The FDA criticized the ad, 'Balloons,' which is still in rotation and can be seen on the YAZ product website (see image above; click for enlarged view). "The warning letter said that while Yaz had been approved as a contraceptive and a treatment for PMDD (premenstrual dysphoric disorder) and in some cases for acne, the TV ads could be viewed as suggesting the drug also remedied PMS and broader conditions of acne."
This broadcast DTC (direct-to-consumer) ad has been around for quite some time and I'm sure everyone that Bayer wished to reach by the ad has seen it at least once, maybe several times. So, this warning letter is just another example of the FDA closing the barn door after the cow has left (see, for example, "Vyvanse Warning Letter: Too Late! Shire Got Rid of Ty Pennington Long Ago!").

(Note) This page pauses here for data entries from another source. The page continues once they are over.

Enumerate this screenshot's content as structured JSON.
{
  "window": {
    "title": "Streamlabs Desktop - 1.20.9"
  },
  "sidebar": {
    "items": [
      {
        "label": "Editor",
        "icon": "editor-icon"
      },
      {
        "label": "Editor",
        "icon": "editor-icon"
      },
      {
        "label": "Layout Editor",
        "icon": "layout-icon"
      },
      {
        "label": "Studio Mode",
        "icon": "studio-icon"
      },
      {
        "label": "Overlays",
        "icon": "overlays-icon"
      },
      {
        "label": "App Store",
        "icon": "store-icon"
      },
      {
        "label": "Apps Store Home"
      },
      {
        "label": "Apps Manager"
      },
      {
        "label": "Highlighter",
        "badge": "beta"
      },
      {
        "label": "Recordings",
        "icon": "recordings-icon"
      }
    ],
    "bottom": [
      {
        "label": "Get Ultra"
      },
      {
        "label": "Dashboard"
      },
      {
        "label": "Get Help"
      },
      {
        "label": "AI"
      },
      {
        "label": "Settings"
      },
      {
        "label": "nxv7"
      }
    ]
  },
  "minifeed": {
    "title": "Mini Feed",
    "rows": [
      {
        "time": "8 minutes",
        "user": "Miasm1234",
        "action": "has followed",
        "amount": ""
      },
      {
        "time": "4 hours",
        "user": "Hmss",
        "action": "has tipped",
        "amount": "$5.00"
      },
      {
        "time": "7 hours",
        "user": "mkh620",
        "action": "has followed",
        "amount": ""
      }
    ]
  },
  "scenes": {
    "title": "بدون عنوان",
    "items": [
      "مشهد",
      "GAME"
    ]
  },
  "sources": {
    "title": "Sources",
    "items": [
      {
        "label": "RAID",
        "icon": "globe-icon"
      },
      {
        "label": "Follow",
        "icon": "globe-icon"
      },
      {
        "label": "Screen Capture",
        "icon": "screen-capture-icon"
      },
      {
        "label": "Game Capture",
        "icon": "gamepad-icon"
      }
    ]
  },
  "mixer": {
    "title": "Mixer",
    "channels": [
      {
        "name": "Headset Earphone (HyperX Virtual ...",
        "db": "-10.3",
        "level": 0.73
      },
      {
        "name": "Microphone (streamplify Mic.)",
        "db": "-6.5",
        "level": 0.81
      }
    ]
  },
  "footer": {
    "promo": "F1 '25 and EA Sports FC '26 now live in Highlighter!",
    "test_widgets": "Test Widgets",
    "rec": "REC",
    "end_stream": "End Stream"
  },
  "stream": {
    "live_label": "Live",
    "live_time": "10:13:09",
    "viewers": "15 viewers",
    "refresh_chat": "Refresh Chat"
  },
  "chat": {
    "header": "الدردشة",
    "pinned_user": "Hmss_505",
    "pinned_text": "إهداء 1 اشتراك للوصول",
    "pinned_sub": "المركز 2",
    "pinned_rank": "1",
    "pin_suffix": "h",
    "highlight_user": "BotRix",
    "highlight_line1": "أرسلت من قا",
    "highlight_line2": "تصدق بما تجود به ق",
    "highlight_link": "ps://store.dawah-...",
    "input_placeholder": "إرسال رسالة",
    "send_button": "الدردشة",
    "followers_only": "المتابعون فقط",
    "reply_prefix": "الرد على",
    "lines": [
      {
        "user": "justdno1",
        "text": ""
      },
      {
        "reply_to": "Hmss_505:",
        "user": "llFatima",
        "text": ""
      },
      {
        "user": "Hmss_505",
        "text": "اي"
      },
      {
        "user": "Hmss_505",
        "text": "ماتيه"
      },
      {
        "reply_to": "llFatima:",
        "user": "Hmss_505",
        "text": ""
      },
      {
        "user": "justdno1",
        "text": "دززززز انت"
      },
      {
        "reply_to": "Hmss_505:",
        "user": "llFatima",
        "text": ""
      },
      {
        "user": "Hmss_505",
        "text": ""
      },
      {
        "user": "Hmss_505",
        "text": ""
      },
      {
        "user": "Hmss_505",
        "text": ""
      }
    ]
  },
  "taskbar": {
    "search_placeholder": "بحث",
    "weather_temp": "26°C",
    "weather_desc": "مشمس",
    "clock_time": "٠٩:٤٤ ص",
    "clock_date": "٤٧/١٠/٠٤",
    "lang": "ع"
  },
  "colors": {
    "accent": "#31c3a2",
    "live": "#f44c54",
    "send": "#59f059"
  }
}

But, more importantly, the FDA clearly reviewed the storyboards for this ad long BEFORE it was aired. In fact, FDA offers the storyboards as evidence along with the warning letter on its website. I've captured part of the storyboard that shows the balloons:
My question is this: If the FDA is going to preview broadcast DTC ads AND get paid to do it, why didn't the agency stop the YAZ ad from being produced or aired after seeing this storyboard? Is FDA THAT slow in issuing warning letters? Or is it in cahoots with drug companies to help them avoid complying with regulations? Who needs a regulatory agency that regulates AFTER the fact and not before?
This can only get WORSE when drug companies routinely pay for FDA to preview their ads.